その朋也の心配を杏は一蹴して小声で返した。
『椋の占いは、ある意味当たってると言えなくはないのよ。真逆にね』
そう、占い通りには絶対にならないという事は、言い換えれば占いと逆の事が百パーセント起こるという事だ。
『だから、真逆の結果を予想して占って貰うのよ』
そう言うと、杏は不安そうに朋也と自分を見ていた妹の背中を威勢よく叩いた。
「ほら、椋。トランプ出して」
「う、うん」
姉に言われ、慌てて椋は上着のポケットから愛用のトランプを出した。
シュッ、シュッ、シュッと、トランプを切っていく。
「椋、占うんだったら、うしおちゃんがママに会えるかどうかより、ここからどの方角にいるか占った方がいいわ」
杏の言葉に朋也は成程と感心した。

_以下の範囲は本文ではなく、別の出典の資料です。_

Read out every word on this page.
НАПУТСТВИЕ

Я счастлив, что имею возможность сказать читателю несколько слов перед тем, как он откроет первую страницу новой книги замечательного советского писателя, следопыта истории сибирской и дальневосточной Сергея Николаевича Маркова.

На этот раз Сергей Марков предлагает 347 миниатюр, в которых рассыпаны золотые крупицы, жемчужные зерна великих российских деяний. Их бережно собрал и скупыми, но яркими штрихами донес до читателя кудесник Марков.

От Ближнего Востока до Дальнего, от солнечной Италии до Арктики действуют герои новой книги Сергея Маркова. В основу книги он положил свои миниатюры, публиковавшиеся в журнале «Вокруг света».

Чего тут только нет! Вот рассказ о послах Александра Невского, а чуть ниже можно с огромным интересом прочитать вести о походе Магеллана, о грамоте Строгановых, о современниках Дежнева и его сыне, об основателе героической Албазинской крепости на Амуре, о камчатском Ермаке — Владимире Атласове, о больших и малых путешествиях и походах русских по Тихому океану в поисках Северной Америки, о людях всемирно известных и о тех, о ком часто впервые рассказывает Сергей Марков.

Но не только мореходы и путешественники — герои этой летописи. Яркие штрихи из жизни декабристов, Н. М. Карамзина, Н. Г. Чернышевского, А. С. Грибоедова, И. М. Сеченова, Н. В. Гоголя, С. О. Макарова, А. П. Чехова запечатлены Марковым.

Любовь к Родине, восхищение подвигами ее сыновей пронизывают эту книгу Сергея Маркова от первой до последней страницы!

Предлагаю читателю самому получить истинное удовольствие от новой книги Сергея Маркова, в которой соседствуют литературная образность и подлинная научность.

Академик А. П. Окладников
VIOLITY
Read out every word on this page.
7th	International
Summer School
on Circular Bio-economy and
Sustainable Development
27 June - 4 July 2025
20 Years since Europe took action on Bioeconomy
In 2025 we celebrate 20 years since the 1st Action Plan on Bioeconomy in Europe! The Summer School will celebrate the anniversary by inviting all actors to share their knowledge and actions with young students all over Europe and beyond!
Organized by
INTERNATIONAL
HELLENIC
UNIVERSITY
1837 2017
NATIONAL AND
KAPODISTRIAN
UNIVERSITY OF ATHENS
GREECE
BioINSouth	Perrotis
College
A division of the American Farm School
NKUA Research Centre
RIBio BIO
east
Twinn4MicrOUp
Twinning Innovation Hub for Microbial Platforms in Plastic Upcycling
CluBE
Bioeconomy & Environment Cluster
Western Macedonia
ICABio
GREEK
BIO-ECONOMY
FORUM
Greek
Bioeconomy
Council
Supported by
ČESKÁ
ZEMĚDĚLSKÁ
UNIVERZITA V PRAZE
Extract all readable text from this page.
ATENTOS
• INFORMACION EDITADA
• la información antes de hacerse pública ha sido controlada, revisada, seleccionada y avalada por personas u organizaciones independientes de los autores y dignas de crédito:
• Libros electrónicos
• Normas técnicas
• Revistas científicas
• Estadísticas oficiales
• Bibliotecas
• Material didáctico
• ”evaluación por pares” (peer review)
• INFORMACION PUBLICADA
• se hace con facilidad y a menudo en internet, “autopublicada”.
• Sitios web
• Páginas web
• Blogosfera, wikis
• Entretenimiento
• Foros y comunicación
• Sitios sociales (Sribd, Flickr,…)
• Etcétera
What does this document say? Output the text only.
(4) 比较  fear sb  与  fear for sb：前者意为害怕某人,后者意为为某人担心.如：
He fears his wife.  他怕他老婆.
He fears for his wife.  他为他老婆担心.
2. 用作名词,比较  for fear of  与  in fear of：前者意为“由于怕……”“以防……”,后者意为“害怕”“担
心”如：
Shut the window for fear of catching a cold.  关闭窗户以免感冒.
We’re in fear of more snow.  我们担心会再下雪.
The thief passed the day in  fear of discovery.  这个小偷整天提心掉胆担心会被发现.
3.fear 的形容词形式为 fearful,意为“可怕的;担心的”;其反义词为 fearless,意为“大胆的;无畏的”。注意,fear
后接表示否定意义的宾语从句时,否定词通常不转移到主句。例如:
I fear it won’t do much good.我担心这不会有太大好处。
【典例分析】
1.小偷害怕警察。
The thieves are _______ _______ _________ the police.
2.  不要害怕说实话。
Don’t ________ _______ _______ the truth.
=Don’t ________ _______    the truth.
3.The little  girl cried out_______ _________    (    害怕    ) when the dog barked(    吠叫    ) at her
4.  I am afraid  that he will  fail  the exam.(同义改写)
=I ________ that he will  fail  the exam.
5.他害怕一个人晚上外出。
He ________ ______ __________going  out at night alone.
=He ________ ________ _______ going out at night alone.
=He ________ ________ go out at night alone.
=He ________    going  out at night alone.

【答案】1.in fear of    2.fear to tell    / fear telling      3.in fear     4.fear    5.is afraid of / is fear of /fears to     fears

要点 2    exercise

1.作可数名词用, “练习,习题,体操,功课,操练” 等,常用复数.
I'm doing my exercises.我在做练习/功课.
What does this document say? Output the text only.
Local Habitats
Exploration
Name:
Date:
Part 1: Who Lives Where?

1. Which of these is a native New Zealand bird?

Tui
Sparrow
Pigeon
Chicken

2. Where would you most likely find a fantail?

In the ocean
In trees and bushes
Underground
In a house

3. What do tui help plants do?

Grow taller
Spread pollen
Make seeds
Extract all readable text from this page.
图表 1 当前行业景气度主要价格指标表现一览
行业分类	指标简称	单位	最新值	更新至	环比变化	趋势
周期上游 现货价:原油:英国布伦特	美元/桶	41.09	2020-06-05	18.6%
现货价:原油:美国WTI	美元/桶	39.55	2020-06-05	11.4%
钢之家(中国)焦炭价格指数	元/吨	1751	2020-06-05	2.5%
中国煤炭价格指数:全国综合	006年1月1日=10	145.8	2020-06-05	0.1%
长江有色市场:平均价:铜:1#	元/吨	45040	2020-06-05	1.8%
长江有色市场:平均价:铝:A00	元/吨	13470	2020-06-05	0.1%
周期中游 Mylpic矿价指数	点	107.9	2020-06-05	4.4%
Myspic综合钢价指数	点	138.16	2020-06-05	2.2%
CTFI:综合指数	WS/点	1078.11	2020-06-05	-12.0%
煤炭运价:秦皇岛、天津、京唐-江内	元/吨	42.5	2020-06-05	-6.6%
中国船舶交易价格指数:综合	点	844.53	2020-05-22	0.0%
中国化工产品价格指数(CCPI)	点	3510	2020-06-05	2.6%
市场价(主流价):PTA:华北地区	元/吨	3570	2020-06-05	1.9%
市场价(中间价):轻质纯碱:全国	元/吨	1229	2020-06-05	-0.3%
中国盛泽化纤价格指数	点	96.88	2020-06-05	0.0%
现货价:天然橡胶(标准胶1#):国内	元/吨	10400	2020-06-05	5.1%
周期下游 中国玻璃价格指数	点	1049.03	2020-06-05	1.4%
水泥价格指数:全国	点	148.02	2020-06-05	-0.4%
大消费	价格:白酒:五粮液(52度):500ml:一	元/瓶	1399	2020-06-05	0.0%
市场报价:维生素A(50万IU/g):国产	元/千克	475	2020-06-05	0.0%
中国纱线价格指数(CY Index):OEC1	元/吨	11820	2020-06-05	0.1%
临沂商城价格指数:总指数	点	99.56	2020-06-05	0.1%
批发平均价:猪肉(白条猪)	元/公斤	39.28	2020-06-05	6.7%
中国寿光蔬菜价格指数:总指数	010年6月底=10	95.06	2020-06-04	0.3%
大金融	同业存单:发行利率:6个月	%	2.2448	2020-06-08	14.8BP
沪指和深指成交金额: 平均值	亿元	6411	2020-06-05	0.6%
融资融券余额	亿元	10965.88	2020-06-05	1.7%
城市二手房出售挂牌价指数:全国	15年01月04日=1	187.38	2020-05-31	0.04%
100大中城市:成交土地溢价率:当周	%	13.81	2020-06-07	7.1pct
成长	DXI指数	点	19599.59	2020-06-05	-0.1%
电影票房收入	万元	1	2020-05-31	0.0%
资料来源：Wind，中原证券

方角なら例えば東がでたら真逆の西を捜せばいい。
「う、うん」
姉の提案にコクリと頷き、椋は切り終わったトランプを不格好な扇状に広げ、きょとんとするうしおにトランプの裏を向けて差し出した。
「うしおちゃん、ここから二枚のトランプを引いてください」
「………」
「しおちゃん、この中からトランプを二枚取ってくださいって」
差し出されたトランプに手を出そうとしないうしおに、渚は優しく言い聞かせた。
「トランプにまい、とるの?」
「はい、どれでもしおちゃんの好きなトランプを二枚です」
「……うん」
渚に言われ、うしおは少し迷いながら二枚のトランプを取った。